Мой отец служил в армии более двадцати лет. Я еще не настроил документальный фильм Кена Бернса о Вьетнаме, потому что там был мой папа. В шестом классе я наблюдал за войной из своей гостиной, задаваясь вопросом, был ли один из мертвых солдат в кадре, или если он доберется до дома. Я жил с тихим, невысказанным страхом. Это была моя жизнь. Неудивительно, что в этом году я написал, что, на мой взгляд, был моей первой серьезной пьесой. Это была молитва, когда солдаты возвращались домой. Он был выбран моим учителем, чтобы его читали в часовне в Дневной школе епископа в моем доме в Панама-Сити. Я потребовал остаться анонимным, что на самом деле разозлило моего учителя. Но я знал, что делаю. Я не хотел банальностей по поводу этих слов. Я не хотел, чтобы кто-то хвалил меня, когда то, что я делал, заливало мое сердце надеждой, что не только мой отец выживет, но и все те другие отцы, которых я видел в ночных новостях. Я знал.

Мой папа сделал это домой. Так много, многие отцы этого не сделали.

Продвигайтесь вперед, так как тысячу лет я наблюдал, как и мои сыновья присоединились к военным. Я стою беспомощно, поскольку они оба разворачиваются в зоны военных действий несколько раз.

Мои сыновья снова пришли домой. Так много, многих сыновей не было.

Итак, мой папа боролся за защиту тех свобод, которые представляет американский флаг. Мои сыновья боролись за защиту тех свобод, которые представляет флаг. Я бы предположил, что у каждого родственника есть гимн. Я бы подумал, что если они не выдержат, они попросят людей забрать их с грязи и выдержать. Да, я стою, и я разорву, когда мы дойдем до того, что мы поем. Разве это звездное баннер все еще размахивает над землей свободного и дома храбрых. Каждый раз. Потому что я уважаю жертву стольких для тех свобод, которыми мы все еще обладаем. Но я бросаю грязь тем, кто встал на колени в знак протеста против того, что они воспринимают как шрам, который пытается привлечь внимание в прайм-тайм для причин, которые не влияют на меня лично? Одним простым словом, нет.

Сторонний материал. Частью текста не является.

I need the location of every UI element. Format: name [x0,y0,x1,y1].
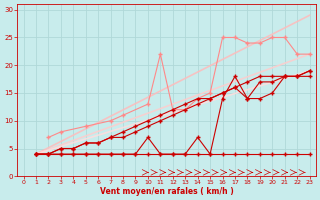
X-axis label: Vent moyen/en rafales ( km/h ): Vent moyen/en rafales ( km/h ) [100,187,234,196]
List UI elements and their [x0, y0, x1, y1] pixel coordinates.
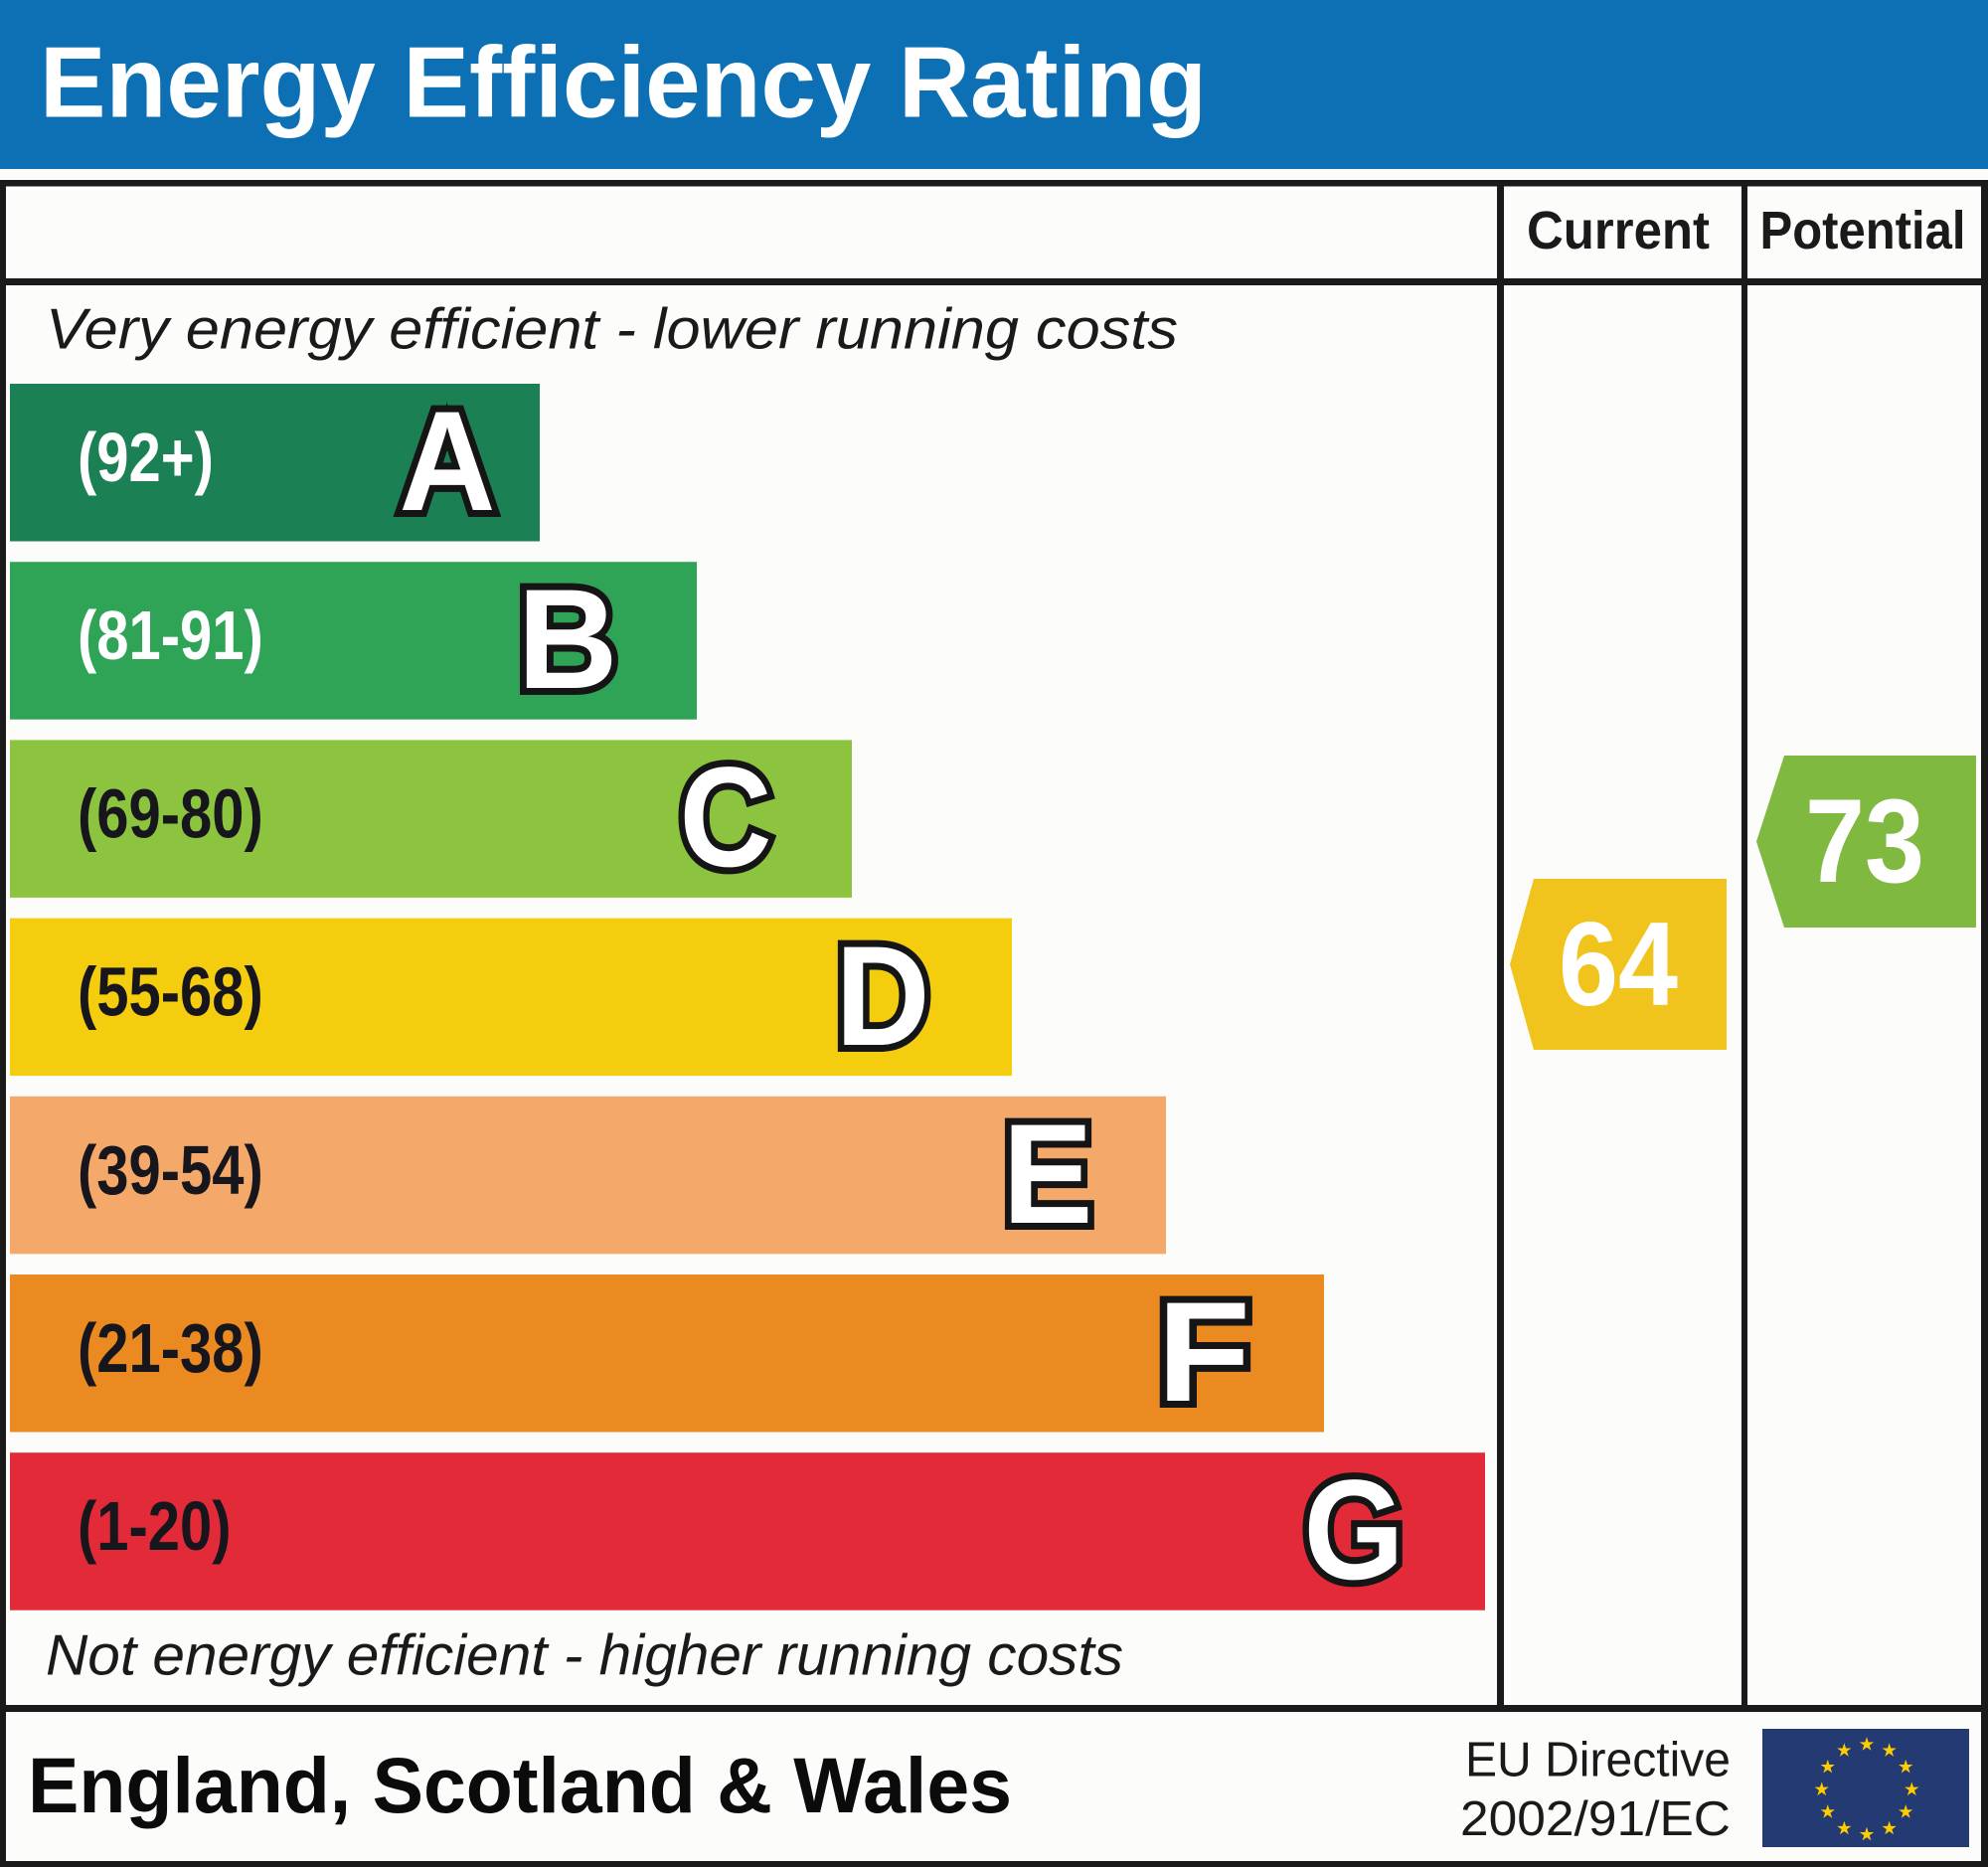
svg-text:F: F — [1157, 1273, 1250, 1432]
svg-text:(92+): (92+) — [78, 419, 214, 496]
svg-text:England, Scotland & Wales: England, Scotland & Wales — [28, 1741, 1012, 1829]
svg-text:D: D — [836, 918, 930, 1076]
svg-text:Current: Current — [1527, 202, 1710, 260]
svg-text:E: E — [1003, 1096, 1093, 1254]
svg-text:(1-20): (1-20) — [78, 1487, 232, 1565]
svg-text:B: B — [518, 561, 618, 719]
svg-text:Energy Efficiency Rating: Energy Efficiency Rating — [40, 26, 1207, 139]
svg-text:Very energy efficient - lower: Very energy efficient - lower running co… — [46, 298, 1178, 362]
svg-text:Not energy efficient - higher: Not energy efficient - higher running co… — [46, 1624, 1123, 1688]
svg-text:Potential: Potential — [1760, 202, 1966, 260]
svg-text:EU Directive: EU Directive — [1465, 1734, 1731, 1787]
svg-text:C: C — [680, 739, 772, 897]
svg-text:(21-38): (21-38) — [78, 1309, 263, 1387]
svg-text:64: 64 — [1559, 898, 1678, 1031]
svg-text:(81-91): (81-91) — [78, 596, 263, 674]
svg-text:(39-54): (39-54) — [78, 1131, 263, 1209]
svg-text:73: 73 — [1805, 774, 1924, 908]
svg-text:(55-68): (55-68) — [78, 952, 263, 1030]
svg-text:A: A — [400, 383, 496, 541]
svg-text:(69-80): (69-80) — [78, 774, 263, 852]
svg-text:G: G — [1304, 1451, 1405, 1610]
svg-text:2002/91/EC: 2002/91/EC — [1460, 1792, 1731, 1846]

Здесь не место указывать друзьям, которые ясно дали понять, почему они понимают футболистов, которые встали на колени во время гимна и о том, как они представляют то, что они понимают на личном уровне. Я понимаю интеллектуально, как только я понимаю, что они протестуют, не было частью моей реальности. Многие вещи были. Будучи воспитанным бедными бабушками и дедушками, которые выбрали хлопок, чтобы выжить, это часть моего реального мира. И это влияет на всевозможные вещи по мере роста. Все переживания окрашивают наше восприятие.

Мне нравятся воспоминания о глубоком юге. Крыльца и медленные болтуны и забавные рассказчики. И в более широких масштабах я так чувствую эту страну. Море в сияющее море и все такое. Эти старые кварталы в Бруклине. Эта вершина в Таос. Это зеленое побережье Орегона. Я довольно продан в этой стране. Все еще. Несмотря на политические диатрибы, которые наполнили тот воздух, которым мы дышим, с наполненной раздорами и гневом, я все еще верю, что мы, как американцы, объединены этими словами: «Мы, люди».

Я слушал интервью со стариком посреди хьюстонского наводнения. Он был в плохом состоянии и сильно пострадал. В интервью приняли участие два пожарных, которые всю ночь проехали из Калифорнии, чтобы помочь нуждающимся. Старик сказал: «Ты хочешь сказать мне, что так все выйдет». И они сказали: «Да, сэр. Мы пришли помочь ». И он сказал:« И вы из Калифорнии, а здесь мы в Техасе », затем он задохнулся и почти не мог продолжать, но он справился. Он сказал: «В конце концов, не важно, каковы наши разногласия; мы всего лишь американцы ».

Вот кто мы, когда мы в наших силах. Вот почему так много людей на протяжении веков истории этой страны говорили: «Если мы сможем добраться до Америки», потому что на другой стороне этого желания жил какой-то сон.

Я не думаю, что в этой стране требуется еще одна катастрофа или крупная трагедия, чтобы мы помнили, где лежит наша сила. Коварное зло пыталось вырвать нас изнутри. Один заблокированный, недружелюбный человек за раз. Мы лучше этого. Мы должны быть. Красота заключается в том, что у нас есть свобода выбора.